Ironically, one of the big climate success stories of the last decade has inadvertently hastened the pace of global warming, the new data reveal.

A gradual drop in the use of coal — significantly more carbon intensive than oil or gas — to produce power has slowed the increase in carbon emissions.

But it has also reduced the air pollution that shields Earth from the full force of the Sun’s rays.

Particle pollution from all sources dampens warming by about half-a-degree Celsius, which means — at least in the short term — more of that heat will reach the planet’s surface as the air becomes cleaner.

Published in the peer-reviewed journal Earth System Science Data, the new study is the first in a series of periodic assessments that will help fill the gaps between IPCC reports, released on average every six years since 1988.

Deadly heat

“An annual update of key indicators of global change is critical in helping the international community and countries to keep the urgency of addressing the climate change crisis at the top of the agenda,” said co-author and scientist Maisa Rojas Corradi, who is also the environment minister of Chile.

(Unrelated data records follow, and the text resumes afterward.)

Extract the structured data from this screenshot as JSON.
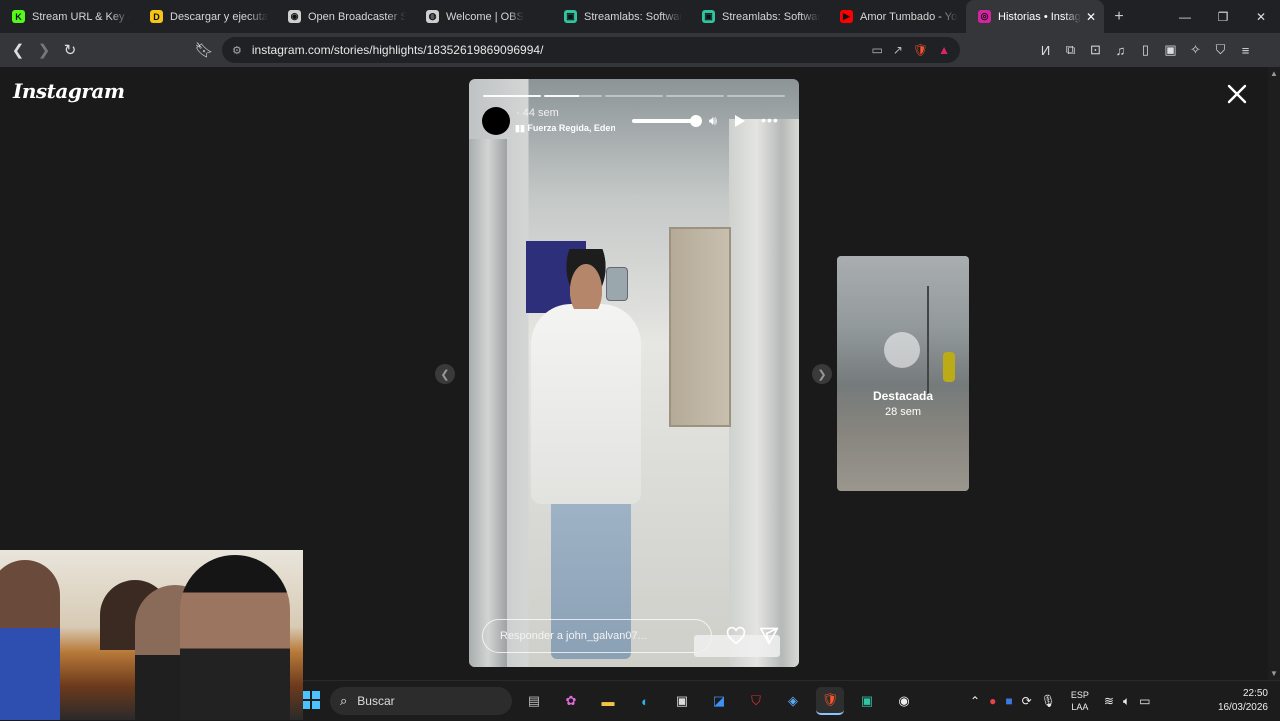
{
  "browser": {
    "tabs": [
      {
        "title": "Stream URL & Key - K",
        "favicon_color": "#53fc18",
        "favicon_glyph": "K"
      },
      {
        "title": "Descargar y ejecutar P",
        "favicon_color": "#f5c518",
        "favicon_glyph": "D"
      },
      {
        "title": "Open Broadcaster Sof",
        "favicon_color": "#cfcfcf",
        "favicon_glyph": "◉"
      },
      {
        "title": "Welcome | OBS",
        "favicon_color": "#cfcfcf",
        "favicon_glyph": "◍"
      },
      {
        "title": "Streamlabs: Software",
        "favicon_color": "#31c3a2",
        "favicon_glyph": "▣"
      },
      {
        "title": "Streamlabs: Software",
        "favicon_color": "#31c3a2",
        "favicon_glyph": "▣"
      },
      {
        "title": "Amor Tumbado - You",
        "favicon_color": "#ff0000",
        "favicon_glyph": "▶"
      },
      {
        "title": "Historias • Instag",
        "favicon_color": "#d6249f",
        "favicon_glyph": "◎",
        "active": true
      }
    ],
    "url": "instagram.com/stories/highlights/18352619869096994/"
  },
  "instagram": {
    "logo": "Instagram",
    "story": {
      "time": "44 sem",
      "song": "Fuerza Regida, Eden",
      "reply_placeholder": "Responder a john_galvan07...",
      "progress_segments": 5,
      "current_segment": 2,
      "current_progress": 0.6
    },
    "next_highlight": {
      "name": "Destacada",
      "age": "28 sem"
    }
  },
  "taskbar": {
    "search_label": "Buscar",
    "lang_line1": "ESP",
    "lang_line2": "LAA",
    "time": "22:50",
    "date": "16/03/2026"
  }
}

Co-author Valerie Masson-Delmotte, a co-chair of the 2021 IPCC report, said the new data should be a “wake-up call” ahead of the COP28 summit, even if there is evidence that the increase in greenhouse gases has slowed.

“The pace and scale of climate action is not sufficient to limit the escalation of climate related risks,” she said.

Researchers also reported a startling rise in temperature increases over land areas — excluding oceans — since 2000.

“Land average annual maximum temperatures have warmed by more than half a degree Celsius in the last ten years (1.72C above preindustrial conditions) compared to the first decade of the millennium (1.22C),” the study reported.

Longer and more intense heat waves will pose a life-and-death threat in the coming decades across large swathes of South and Southeast Asia, along with areas straddling the equator in Africa and Latin America, recent research has shown.